Era la prueba de amor más cruel.
—Lo haré —respondí, con la voz más firme de mi vida, aunque el dolor me estaba consumiendo.
El domingo en misa fue el infierno.
La iglesia estaba llena, los rumores ya habían circulado.
Los ojos de la comunidad no estaban en el cura, sino en la primera fila, donde Albertico se sentó con Adela y su familia.
Yo estaba en la última fila, mi mandíbula aún magullada, mi traje de domingo oliendo a lejía y tierra.
Al final de la misa, Albertico se puso de pie.
El cura lo felicitó calurosamente.
Albertico, con la mano de Adela firmemente en su brazo, anunció a la comunidad su compromiso.
La gente aplaudió, las viejas asintieron, y el orden social se restauró.
Albertico me buscó con la mirada.
Yo me levanté.
Caminé por el pasillo central, sintiendo el peso de todas las miradas.

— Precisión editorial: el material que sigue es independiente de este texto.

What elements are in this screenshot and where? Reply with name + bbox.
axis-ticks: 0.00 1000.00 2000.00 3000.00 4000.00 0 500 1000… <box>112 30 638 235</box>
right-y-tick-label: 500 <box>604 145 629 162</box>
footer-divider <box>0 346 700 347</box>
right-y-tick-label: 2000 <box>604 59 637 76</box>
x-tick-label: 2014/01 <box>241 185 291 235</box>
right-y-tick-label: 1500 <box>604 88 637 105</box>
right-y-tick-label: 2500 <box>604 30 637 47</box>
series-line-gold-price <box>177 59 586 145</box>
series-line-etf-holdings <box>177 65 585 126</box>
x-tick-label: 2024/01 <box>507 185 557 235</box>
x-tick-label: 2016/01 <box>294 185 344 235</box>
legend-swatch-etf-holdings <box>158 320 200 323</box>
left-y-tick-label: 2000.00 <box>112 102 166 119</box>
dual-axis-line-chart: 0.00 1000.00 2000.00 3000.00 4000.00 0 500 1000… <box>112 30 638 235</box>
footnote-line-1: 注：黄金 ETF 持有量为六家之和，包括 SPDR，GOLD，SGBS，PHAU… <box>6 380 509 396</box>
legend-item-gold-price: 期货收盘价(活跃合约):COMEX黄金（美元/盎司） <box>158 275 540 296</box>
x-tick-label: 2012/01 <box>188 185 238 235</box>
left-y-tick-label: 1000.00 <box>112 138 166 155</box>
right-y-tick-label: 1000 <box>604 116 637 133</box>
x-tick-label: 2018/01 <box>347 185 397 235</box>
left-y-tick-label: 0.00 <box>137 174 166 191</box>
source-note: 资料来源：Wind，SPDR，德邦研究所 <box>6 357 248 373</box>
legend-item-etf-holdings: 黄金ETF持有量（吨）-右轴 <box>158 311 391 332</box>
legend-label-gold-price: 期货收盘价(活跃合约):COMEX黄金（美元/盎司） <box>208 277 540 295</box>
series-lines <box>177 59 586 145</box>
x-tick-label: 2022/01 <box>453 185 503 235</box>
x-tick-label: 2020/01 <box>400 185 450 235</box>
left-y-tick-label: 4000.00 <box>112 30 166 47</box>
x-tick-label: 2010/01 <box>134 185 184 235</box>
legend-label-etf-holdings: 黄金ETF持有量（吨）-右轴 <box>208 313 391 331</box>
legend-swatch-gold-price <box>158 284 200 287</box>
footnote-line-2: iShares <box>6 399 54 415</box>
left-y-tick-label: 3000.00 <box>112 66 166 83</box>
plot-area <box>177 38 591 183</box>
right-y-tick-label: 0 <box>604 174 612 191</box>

Llegué hasta él y a Adela.
—Felicidades —dije, y mi sonrisa fue una obra de arte de la mentira.
Le extendí la mano.
Albertico tomó mi mano, y esta vez, el apretón fue frío, superficial, profesional.
—Gracias, Flaco.
Eres un buen amigo.
Pero antes de soltarme, sus ojos se encontraron con los míos.
Y en el café profundo de su mirada, vi el rastro de la verdad que había matado.
Vi el miedo, la desesperación, la culpa.
Y por un instante fugaz, el Albertico que me amaba en secreto me suplicó perdón.
Fue mi última victoria, y mi sentencia.
Me alejé, dejando a la pareja feliz en medio de la multitud, sabiendo que mi amor, el pecado capital, estaba a punto de ser enterrado para siempre bajo un vestido de novia blanco y un apellido honorable.